Did the Tyranids eat a Void Kraken? Is this some new monstrosity crafted from what they learned from devouring its corpse?

My own attempts to reverse-engineer Void Kraken biology were not really going all that well. Mostly because they didn’t really do biology in a way I understood it, and my Eldritch Flesh was not totally compatible with whatever alternate biology they had. My results came out as pseudo-organic meta-materials, like stuff that meshed organic chitin with inorganic metals or crystalline latices.

Some of my earlier templates required me to use my Eldritch flesh and bio-energy in tandem to keep the resulting material intact, lest it crumble into dust as the failing molecular bonds between the two incompatible materials finally dissolved. I managed to work out those kinks, but I could still only make the pseudo-organic materials themselves and not whatever went for organs for Void Krakens, much less their ‘stomachs’ that digested solid matter. But I still needed to add the inorganic materials from somewhere else, unable to recreate them with bioenergy, as I could for everything even vaguely organic.

Which made little sense, by the way. I could make pure oxygen and even enriched air, which had nothing organic about it, technically. But I could do it. Same with how I could make iron, salt, and other seemingly inorganic substances the body needed. My current theory was that I had a mental block, or that the fact that I’d been a human before was limiting my capabilities in some way. It was confusing as hell, but then again, it was me trying to understand the intricacies of an Eldritch power, so I guess fuck me then.

So you can probably understand why my first reaction to seeing the Tyranids seemingly achieve what I’ve been having trouble doing was to frown, feeling slightly offended … only to grin shamelessly a moment later. Well, fuck you, Hive Mind. I’m stealing your homework.

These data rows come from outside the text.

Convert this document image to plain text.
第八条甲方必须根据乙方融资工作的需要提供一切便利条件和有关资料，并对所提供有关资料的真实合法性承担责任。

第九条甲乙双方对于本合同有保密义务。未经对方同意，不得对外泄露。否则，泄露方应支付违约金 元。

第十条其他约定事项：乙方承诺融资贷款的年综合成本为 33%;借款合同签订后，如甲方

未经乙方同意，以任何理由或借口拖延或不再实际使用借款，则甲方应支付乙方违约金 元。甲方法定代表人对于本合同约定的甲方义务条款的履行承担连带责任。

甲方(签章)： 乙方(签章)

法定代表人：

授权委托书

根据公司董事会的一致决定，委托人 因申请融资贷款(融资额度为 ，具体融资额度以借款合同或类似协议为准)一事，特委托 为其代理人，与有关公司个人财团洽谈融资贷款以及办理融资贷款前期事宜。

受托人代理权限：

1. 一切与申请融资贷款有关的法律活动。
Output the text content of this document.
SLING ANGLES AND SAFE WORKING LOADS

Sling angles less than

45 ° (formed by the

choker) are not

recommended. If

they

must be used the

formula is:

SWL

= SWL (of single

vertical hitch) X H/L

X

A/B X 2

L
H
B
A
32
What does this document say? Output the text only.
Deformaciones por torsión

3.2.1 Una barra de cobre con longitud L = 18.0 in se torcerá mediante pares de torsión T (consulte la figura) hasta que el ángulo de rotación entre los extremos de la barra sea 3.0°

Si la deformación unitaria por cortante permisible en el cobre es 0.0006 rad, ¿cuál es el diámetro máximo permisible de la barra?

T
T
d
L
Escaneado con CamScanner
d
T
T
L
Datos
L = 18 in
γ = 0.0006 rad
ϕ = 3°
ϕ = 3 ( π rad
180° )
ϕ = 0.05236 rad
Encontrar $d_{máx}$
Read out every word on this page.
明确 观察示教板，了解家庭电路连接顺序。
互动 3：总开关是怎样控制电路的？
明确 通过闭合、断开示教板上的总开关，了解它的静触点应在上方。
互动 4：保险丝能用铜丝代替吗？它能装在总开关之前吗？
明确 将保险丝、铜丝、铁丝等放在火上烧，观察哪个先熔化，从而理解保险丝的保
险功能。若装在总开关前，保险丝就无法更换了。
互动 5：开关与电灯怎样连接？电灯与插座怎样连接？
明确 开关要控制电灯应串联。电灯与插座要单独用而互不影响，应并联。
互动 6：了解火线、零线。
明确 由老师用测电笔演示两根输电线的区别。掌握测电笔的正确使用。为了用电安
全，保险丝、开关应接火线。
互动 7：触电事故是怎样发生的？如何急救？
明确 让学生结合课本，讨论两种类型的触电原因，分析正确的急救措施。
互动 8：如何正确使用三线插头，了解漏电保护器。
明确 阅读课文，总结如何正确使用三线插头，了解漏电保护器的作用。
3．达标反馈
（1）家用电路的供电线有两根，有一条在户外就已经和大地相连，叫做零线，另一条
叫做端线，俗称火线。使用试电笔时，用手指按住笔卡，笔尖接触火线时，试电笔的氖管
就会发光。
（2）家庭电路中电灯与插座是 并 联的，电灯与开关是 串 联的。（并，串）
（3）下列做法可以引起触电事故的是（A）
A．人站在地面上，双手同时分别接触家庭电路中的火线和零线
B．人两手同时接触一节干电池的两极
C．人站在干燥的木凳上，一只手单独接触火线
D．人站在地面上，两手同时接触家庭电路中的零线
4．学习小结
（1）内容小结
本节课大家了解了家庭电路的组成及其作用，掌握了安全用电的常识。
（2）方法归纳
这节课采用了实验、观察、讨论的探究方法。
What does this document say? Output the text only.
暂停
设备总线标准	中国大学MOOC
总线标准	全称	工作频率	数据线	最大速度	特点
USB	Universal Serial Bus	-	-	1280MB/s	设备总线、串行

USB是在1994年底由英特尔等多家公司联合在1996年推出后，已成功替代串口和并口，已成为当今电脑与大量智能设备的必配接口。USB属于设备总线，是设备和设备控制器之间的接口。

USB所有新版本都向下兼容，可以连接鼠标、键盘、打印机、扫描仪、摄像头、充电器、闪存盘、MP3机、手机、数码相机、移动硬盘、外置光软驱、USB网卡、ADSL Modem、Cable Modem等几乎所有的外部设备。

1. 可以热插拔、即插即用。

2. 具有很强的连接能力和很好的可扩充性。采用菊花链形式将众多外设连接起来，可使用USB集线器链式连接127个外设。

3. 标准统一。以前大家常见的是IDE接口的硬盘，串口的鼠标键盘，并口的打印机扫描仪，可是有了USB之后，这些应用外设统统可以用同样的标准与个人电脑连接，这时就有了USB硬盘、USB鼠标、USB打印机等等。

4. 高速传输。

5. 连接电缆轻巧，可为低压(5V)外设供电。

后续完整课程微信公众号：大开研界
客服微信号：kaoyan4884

The probably-a-Tyranid masquerading as an asteroid didn’t seem to react to my stealthy scan; then again, Void Krakens didn’t have a nervous system as far as I knew. Nor a brain. Or organs. I had no idea how these damned things functioned. They were almost like machines, but even those at least had the decency of having Machine Spirits. Maybe it was like a golem? Some sort of ancient artificial self-replicating superweapon that was robbed of actual sentience? I knew sentience and sapience were important for forming a soul, since none of my drones had souls until I gave them free will and minds of their own modelled after a human’s or an animal's.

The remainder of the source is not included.